Why don't you come with me little girl?
On a magic carpet ride.”

I contemplated what the girl had preached while listening to the song, halted finally by an announcement.

“That’s it,” the woman thought aloud, “I’m going to go on a carpet ride of my own. Travel across the country. The world, even. Find my Aladdin.” The song concluded.

“I wish I could do that. Go anywhere I want on a whim. I don’t remember the last time I left this place.”

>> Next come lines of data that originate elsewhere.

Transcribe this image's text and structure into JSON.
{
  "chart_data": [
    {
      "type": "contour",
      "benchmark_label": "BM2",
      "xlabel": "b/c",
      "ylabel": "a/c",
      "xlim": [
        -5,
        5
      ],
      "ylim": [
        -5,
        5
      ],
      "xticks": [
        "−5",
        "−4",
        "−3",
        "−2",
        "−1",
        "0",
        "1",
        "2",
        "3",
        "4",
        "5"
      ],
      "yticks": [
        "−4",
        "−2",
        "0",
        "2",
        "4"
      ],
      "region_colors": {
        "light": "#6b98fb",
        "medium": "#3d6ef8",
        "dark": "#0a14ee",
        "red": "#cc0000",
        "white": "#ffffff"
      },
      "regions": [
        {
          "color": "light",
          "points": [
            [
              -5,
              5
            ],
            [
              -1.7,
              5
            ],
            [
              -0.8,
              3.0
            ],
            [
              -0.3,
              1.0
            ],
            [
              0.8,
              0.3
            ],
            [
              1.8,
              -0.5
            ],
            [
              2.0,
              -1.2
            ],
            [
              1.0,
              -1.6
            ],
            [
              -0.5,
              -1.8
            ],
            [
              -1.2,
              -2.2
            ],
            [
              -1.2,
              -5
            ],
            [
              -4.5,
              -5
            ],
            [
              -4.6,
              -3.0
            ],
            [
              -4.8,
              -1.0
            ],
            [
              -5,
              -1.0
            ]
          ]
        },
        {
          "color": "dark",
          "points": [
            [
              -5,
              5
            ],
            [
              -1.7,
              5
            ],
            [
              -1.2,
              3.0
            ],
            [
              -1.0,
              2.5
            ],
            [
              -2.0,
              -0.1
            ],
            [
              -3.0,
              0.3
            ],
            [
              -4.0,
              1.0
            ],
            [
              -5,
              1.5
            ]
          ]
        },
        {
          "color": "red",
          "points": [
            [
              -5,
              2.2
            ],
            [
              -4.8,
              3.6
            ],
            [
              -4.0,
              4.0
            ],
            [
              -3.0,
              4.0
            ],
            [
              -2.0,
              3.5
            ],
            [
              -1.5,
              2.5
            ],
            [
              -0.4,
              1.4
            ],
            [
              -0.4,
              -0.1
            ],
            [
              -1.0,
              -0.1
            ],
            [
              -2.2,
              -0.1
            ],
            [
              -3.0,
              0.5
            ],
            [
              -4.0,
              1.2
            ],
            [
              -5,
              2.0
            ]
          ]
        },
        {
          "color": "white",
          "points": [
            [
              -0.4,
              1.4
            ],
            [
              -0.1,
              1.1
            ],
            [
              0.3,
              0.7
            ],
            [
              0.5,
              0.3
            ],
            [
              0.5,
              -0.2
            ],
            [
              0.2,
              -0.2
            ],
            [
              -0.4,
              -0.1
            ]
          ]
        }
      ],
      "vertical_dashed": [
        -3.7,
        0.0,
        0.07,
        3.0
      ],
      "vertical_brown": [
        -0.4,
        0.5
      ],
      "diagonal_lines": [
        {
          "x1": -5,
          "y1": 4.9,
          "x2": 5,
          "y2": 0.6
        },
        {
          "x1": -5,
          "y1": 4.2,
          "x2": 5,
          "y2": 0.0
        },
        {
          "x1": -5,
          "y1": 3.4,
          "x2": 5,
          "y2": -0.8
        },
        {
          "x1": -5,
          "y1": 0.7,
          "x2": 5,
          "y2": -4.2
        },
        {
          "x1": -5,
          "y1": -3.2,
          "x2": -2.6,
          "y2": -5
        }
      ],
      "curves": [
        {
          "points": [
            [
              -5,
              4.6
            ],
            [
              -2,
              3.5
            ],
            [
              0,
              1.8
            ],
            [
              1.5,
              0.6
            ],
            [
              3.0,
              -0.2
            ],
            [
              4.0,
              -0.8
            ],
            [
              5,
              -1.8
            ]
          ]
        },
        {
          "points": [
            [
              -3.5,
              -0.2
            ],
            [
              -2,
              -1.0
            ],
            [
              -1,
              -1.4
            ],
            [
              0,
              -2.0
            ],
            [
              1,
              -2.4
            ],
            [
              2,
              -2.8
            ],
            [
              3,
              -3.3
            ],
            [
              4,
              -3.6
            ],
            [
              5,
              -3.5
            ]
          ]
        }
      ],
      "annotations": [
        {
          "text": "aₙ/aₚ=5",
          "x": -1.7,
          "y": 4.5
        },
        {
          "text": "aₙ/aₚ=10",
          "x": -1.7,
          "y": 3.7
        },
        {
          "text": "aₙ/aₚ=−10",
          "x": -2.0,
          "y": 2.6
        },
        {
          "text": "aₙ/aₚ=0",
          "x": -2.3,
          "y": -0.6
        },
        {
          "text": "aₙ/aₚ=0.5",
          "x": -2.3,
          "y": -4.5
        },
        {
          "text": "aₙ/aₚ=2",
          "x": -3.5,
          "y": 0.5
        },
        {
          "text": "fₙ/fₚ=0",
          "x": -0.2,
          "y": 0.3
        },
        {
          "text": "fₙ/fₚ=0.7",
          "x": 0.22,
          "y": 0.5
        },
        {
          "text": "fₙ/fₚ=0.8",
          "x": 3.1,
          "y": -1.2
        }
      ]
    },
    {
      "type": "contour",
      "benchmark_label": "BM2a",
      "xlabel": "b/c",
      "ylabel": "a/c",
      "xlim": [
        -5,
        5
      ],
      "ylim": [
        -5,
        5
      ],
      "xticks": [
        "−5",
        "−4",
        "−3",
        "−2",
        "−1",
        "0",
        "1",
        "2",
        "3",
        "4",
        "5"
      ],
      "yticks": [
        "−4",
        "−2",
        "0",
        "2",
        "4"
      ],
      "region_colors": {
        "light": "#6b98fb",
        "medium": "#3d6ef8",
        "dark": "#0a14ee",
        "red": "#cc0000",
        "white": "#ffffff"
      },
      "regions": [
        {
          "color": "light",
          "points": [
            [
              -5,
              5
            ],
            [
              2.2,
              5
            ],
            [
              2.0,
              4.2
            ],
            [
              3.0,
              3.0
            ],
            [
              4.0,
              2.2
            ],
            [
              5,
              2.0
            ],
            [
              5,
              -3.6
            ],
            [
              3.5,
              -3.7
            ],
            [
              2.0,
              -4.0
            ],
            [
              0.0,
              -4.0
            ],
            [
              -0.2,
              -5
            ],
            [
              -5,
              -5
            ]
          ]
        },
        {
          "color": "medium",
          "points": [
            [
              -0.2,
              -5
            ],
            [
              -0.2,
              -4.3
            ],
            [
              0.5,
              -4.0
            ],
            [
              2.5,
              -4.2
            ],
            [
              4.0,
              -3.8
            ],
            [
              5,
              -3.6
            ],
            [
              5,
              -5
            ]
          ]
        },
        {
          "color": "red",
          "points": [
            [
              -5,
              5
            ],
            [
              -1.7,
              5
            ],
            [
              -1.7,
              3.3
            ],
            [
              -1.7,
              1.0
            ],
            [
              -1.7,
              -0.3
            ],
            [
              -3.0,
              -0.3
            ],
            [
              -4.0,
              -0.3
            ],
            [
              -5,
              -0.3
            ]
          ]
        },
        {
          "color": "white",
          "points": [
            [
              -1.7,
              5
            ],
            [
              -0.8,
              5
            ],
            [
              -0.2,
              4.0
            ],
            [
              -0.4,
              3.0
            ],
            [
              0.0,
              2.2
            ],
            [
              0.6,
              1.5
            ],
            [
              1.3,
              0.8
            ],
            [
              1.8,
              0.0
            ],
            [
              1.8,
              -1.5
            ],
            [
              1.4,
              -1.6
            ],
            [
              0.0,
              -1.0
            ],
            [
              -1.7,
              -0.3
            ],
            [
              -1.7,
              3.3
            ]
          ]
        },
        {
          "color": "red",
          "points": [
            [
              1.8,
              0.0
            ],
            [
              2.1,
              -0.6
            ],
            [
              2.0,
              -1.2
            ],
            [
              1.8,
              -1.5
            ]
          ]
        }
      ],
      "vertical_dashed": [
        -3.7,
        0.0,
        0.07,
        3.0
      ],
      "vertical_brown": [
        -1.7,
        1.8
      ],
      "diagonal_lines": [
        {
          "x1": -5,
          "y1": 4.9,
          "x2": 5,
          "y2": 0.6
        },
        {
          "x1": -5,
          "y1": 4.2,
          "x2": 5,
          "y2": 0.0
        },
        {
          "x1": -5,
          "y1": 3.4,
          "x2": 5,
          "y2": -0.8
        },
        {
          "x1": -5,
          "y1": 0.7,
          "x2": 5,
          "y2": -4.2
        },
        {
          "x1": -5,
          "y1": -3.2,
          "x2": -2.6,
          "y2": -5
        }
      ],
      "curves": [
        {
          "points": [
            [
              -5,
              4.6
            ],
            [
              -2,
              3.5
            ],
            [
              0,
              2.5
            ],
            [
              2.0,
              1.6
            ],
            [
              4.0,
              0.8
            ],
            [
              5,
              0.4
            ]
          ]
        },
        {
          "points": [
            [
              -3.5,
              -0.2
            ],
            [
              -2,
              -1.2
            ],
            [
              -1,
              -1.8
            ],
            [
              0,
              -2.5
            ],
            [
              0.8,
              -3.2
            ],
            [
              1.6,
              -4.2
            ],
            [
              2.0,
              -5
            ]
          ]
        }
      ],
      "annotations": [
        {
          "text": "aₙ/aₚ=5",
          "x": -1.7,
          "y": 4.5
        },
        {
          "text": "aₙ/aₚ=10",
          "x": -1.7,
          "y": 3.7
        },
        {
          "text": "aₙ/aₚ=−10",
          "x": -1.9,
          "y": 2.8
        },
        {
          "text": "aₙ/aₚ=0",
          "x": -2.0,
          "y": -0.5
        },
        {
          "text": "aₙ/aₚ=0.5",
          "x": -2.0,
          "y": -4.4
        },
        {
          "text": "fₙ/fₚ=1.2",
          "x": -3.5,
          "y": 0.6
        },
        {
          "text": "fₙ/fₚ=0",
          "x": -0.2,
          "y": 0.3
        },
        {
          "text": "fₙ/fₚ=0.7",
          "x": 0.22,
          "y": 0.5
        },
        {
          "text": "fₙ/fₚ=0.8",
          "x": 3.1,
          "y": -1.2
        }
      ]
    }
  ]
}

“Why can’t you? I mean, what’s really stopping you?” she posed. “The only thing holding you back is yourself. You can go wherever you want, be whoever you wish!”

“It’s not that simple…” I argued.
“I can’t just leave everything. My life is here.”

“Your life is anywhere you want it to be. I mean, it sounds cliché, and it is, but you are your own master. You have the liberty, the power, and the will to take your life in any direction you incline.”

“I just…” I started, “Don’t know. Sure, I could leave, but what then? I have security here. By leaving, there’s just too much uncertainty. Too many variables I can’t control.” She was right, to an extent. But there’s nothing for me outside of Washington.

“Oh,” she murmured. In that moment, my mind wandered to places it hadn’t been in quite some time. Fantasies about living a different life came rushing in. Childhood dreams coated in sugar and spice, unadulterated, filled with zeal and inspiration and optimism. I wanted to be a novelist or poet – a lyrical visionary. What happened in these twenty-some years that made things go askew? It was then I realized I needed a new beginning as well. Then, the woman cut in once more.

“I was going to ask you to go with me.”

“Me?” I questioned, baffled. “Why me?”

“I suppose it was because you were warmhearted enough to stop for me. I had been standing, waiting for an hour or so.” Pausing for a moment, she added, “You’re different than most of the people around here.”

Not knowing quite what else to say, I rejoined with a straightforward, “Thank you.” From there, we drove in solitude for fourteen more exits, accompanied only by rock and roll hits from my parents’ adolescence. While everything else was encompassed in a snow squall, I was enclosed in my thoughts.

Reluctantly, she asked, “is this your exit? I suppose you can just drop me off on the side, here.” I continued driving. I had already made up my mind. “Excuse me?”

“I was thinking,” I began, “Maybe your journey won’t be so extensive after all.” She opened her mouth to speak, but I continued. “Why don’t you join us for Thanksgiving dinner. We’ve been driving for miles, you must be starving.”

“No, no, I wouldn’t want to intrude.”

“It’s no intrusion. I insist.”

“Well, alright. It wasn’t my initial location of choice, but I’ll embrace it.” She chuckled.
“If I show you a new world, maybe you can help me make one for myself.” The woman nodded in agreement. “I’ve always wanted to write,” I added. Her eyes resonated like fireworks in a rural sky. A spectacular sight.

“I’m Aubrey, by the way,” she chuckled, “How rude of me not to introduce myself.”

“Desmond,” I responded, “I’m Desmond.”

“Desmond,” grinned Aubrey, “ Not quite Aladdin, but it’ll do.”